It is a fact that going to the hospital is not something most of us look forward to. It is the feeling of the unknown, complicated by the prospect of discomfort in unfamiliar surroundings, that makes most of us nervous about a hospital stay. The following hospital tips have been compiled from years of personal and professional experience within a large hospital system and includes information that is not always commonly disclosed to the patients or their families. Have a look at Pulse Vascular for more info on this.
1. Admissions is usually your first stop in a hospital stay. It is common to be asked for a whole array of personal information including your social security number, insurance card information, address, phone number, employer, etc. It is not always necessary to give ALL of this information to achieve a hospital admission. It is a fact that there have been increasing occurrences of identity theft and credit card fraud on the part of an occasional nefarious person working for the hospital admissions departments. Try to give as little information as possible that will get the job done. You can ask your doctor’s office to help you get pre-admitted with information that you give over the phone and can control a little better while you are still in a familiar environment. Tell your doctor and the admissions person that you have concerns about giving out too much information.
2. Upon admission, you will have a plastic bracelet attached to your wrist. This bracelet identifies you but also contains vital information that is pertinent to you and why you are there. It is a good idea that when nurses or other ancillary people enter your room to perform a procedure, take blood or give you medications, that you make sure they check your bracelet and match what they are doing to who you are. Hospitals are notorious for medication errors and this will help ensure that you are really getting what you are supposed to. And when you are discharged, make sure you cut the bracelet up into tiny pieces as it contains encoded information that could lead to identity theft.
3. If at all possible, have a loved one or close friend check in on you (in person) every day, if you are hospitalized. It is well known in the industry that patients who receive few or no visitors can be neglected in favor of those who seem to have responsible people watching out for their welfare. Have them leave their home or cell phone numbers with the nurse’s station in case of any special needs or concerns on the part of the patient and also make sure that they leave them with YOU, the patient, so you can call for assistance, if you need it.
4. One of the most important hospital tips to know is one that they hardly ever tell you. If you should have any major problems or concerns while you or a loved one is in the hospital, ask for the hospital patient representative to come and see you immediately. This person’s primary job is as a patient advocate and they will often be able to intercede on your behalf when other avenues fail. And there is no charge for their services.

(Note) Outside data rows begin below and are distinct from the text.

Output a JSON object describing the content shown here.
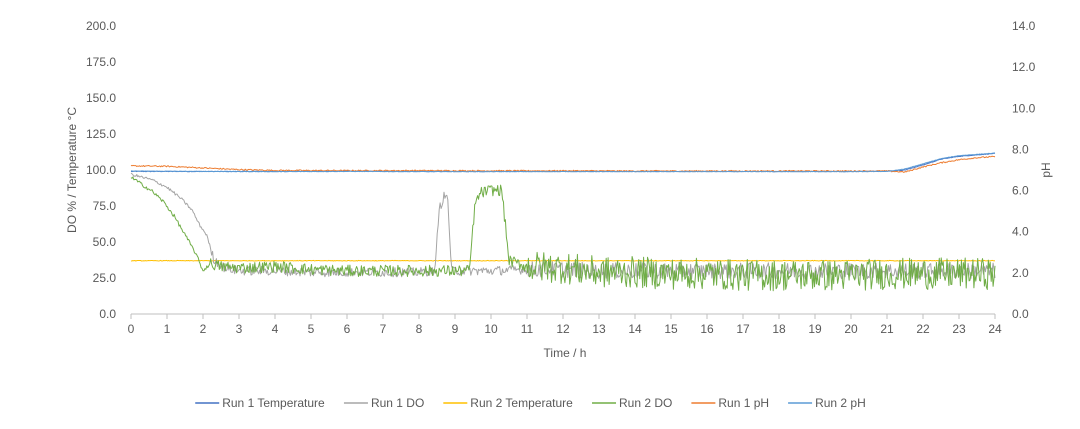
{
  "chart_data": {
    "type": "line",
    "title": "",
    "xlabel": "Time / h",
    "ylabel_left": "DO % / Temperature °C",
    "ylabel_right": "pH",
    "x_range": [
      0,
      24
    ],
    "y_left_range": [
      0,
      200
    ],
    "y_right_range": [
      0,
      14
    ],
    "grid": false,
    "legend_position": "bottom",
    "x_ticks": [
      "0",
      "1",
      "2",
      "3",
      "4",
      "5",
      "6",
      "7",
      "8",
      "9",
      "10",
      "11",
      "12",
      "13",
      "14",
      "15",
      "16",
      "17",
      "18",
      "19",
      "20",
      "21",
      "22",
      "23",
      "24"
    ],
    "y_left_ticks": [
      "0.0",
      "25.0",
      "50.0",
      "75.0",
      "100.0",
      "125.0",
      "150.0",
      "175.0",
      "200.0"
    ],
    "y_right_ticks": [
      "0.0",
      "2.0",
      "4.0",
      "6.0",
      "8.0",
      "10.0",
      "12.0",
      "14.0"
    ],
    "series": [
      {
        "name": "Run 1 Temperature",
        "axis": "left",
        "color": "#4472C4",
        "x": [
          0,
          2,
          4,
          6,
          8,
          10,
          12,
          14,
          16,
          18,
          20,
          21,
          21.5,
          22,
          22.5,
          23,
          23.5,
          24
        ],
        "y": [
          99.0,
          99.0,
          99.0,
          99.2,
          99.0,
          99.0,
          99.1,
          99.0,
          99.0,
          99.0,
          99.0,
          99.2,
          100.0,
          103.5,
          107.5,
          109.5,
          110.5,
          111.5
        ],
        "noise": 0.2
      },
      {
        "name": "Run 1 DO",
        "axis": "left",
        "color": "#A5A5A5",
        "x": [
          0,
          0.3,
          0.6,
          1.0,
          1.4,
          1.7,
          1.9,
          2.1,
          2.3,
          2.6,
          3,
          4,
          5,
          6,
          7,
          8,
          8.45,
          8.55,
          8.7,
          8.8,
          8.9,
          9.0,
          9.5,
          10,
          11,
          12,
          13,
          14,
          15,
          16,
          17,
          18,
          19,
          20,
          21,
          22,
          23,
          24
        ],
        "y": [
          97,
          95,
          93,
          88,
          80,
          72,
          62,
          55,
          38,
          32,
          30,
          30,
          29,
          29,
          29,
          29,
          30,
          72,
          82,
          80,
          30,
          30,
          30,
          30,
          31,
          31,
          30,
          30,
          30,
          30,
          30,
          30,
          30,
          30,
          30,
          30,
          30,
          30
        ],
        "noise": 4
      },
      {
        "name": "Run 2 Temperature",
        "axis": "left",
        "color": "#FFC000",
        "x": [
          0,
          4,
          8,
          12,
          16,
          20,
          24
        ],
        "y": [
          37.0,
          37.0,
          37.0,
          37.0,
          37.0,
          37.0,
          37.0
        ],
        "noise": 0.2
      },
      {
        "name": "Run 2 DO",
        "axis": "left",
        "color": "#70AD47",
        "x": [
          0,
          0.3,
          0.6,
          0.9,
          1.2,
          1.5,
          1.8,
          2.0,
          2.2,
          2.5,
          3,
          4,
          5,
          6,
          7,
          8,
          9,
          9.4,
          9.55,
          9.7,
          10.0,
          10.3,
          10.5,
          11,
          12,
          13,
          14,
          15,
          16,
          17,
          18,
          19,
          20,
          21,
          22,
          23,
          24
        ],
        "y": [
          95,
          90,
          85,
          78,
          68,
          55,
          42,
          30,
          35,
          33,
          32,
          33,
          31,
          30,
          30,
          30,
          30,
          30,
          75,
          84,
          86,
          86,
          37,
          33,
          32,
          29,
          29,
          28,
          28,
          27,
          27,
          27,
          27,
          28,
          28,
          28,
          28
        ],
        "noise": 5
      },
      {
        "name": "Run 1 pH",
        "axis": "right",
        "color": "#ED7D31",
        "x": [
          0,
          1,
          2,
          3,
          4,
          6,
          8,
          10,
          12,
          14,
          16,
          18,
          20,
          21,
          21.5,
          22,
          22.5,
          23,
          23.5,
          24
        ],
        "y": [
          7.2,
          7.18,
          7.1,
          7.02,
          6.98,
          6.97,
          6.97,
          6.96,
          6.96,
          6.95,
          6.95,
          6.95,
          6.95,
          6.95,
          6.9,
          7.15,
          7.35,
          7.5,
          7.6,
          7.65
        ],
        "noise": 0.03
      },
      {
        "name": "Run 2 pH",
        "axis": "right",
        "color": "#5B9BD5",
        "x": [
          0,
          2,
          4,
          6,
          8,
          10,
          12,
          14,
          16,
          18,
          20,
          21,
          21.5,
          22,
          22.5,
          23,
          23.5,
          24
        ],
        "y": [
          6.95,
          6.93,
          6.92,
          6.93,
          6.92,
          6.92,
          6.92,
          6.92,
          6.92,
          6.92,
          6.92,
          6.93,
          7.05,
          7.3,
          7.55,
          7.7,
          7.76,
          7.82
        ],
        "noise": 0.01
      }
    ]
  }
}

5. Make sure that everyone who enters your room to care for you (doctors, nurses, tech staff, etc), first stops at the sink and washes their hands. This may seem simplistic, but recent research has shown that the most serious hospital-borne bacteria (the kind that can make you very sick or even kill you) are passed to the patient from their caregivers having failed to wash between patient care giving. Even physician’s cell phones are rampant with viruses and bacteria. Politely remind them to wash, if they forget. It is your life and your health you are protecting.